Saura speaks to narrative through what’s omitted—namely, any desire to actively articulate the heritage endemic to the sounds and images on screen. But Spanish culture abounds throughout; in the most memorable sequence, titled “Copla Por Bulería,” three singers perform around a small circular table, with a single, large overhead light, mimicking the style of a police-interrogation room. The dimly lit background gradually reveals a series of film posters featuring Lola Flores, while the camera tracks around the table, unveiling the 360-degree space. Saura recognizes cinema and flamenco as entwined not just via this film, but also through various forms of pop culture that necessarily bleed into one another, paradoxically seared into cultural memory despite their intended ephemera as performative or disposable art.

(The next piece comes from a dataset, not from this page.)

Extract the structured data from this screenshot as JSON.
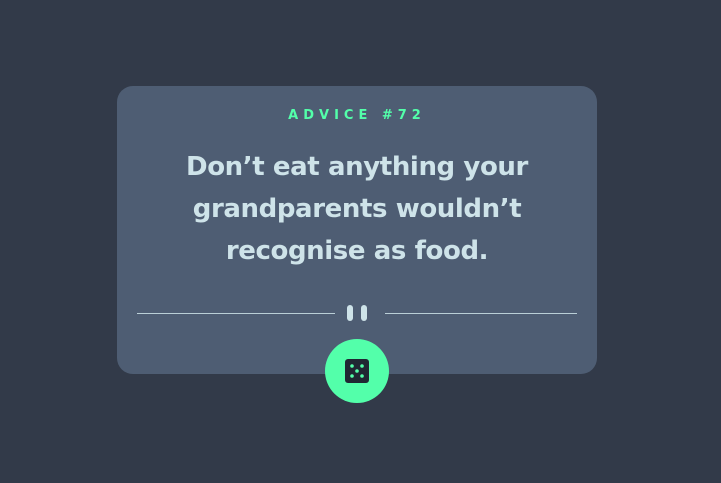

The film keeps confined to the same setting for its duration, but the musical numbers are not performed in front of an audience, nor is there any indication of immediate thematic relation between the performances. Instead, Saura offers a procession of distilled exuberance, as if calling the bluff of spectacle-oriented narrative cinema that necessitates excusing its excesses with characters and plotting. There’s a world of narrative in Flamenco, Flamenco, but it remains implicit within the traditions so passionately rendered. Only at the film’s end does the camera stray from the pavilion’s confines, with a tilt toward the sky. Perhaps it’s an act of deference to the concluding shot of Altman’s Nashville, or perhaps it’s offering what’s preceded as a humanist respite from the giant satellite which also occupies the shot. After all, what comprehensively remains just off screen in Flamenco, Flamenco, at least until its final moments, is the technological stranglehold of modernity.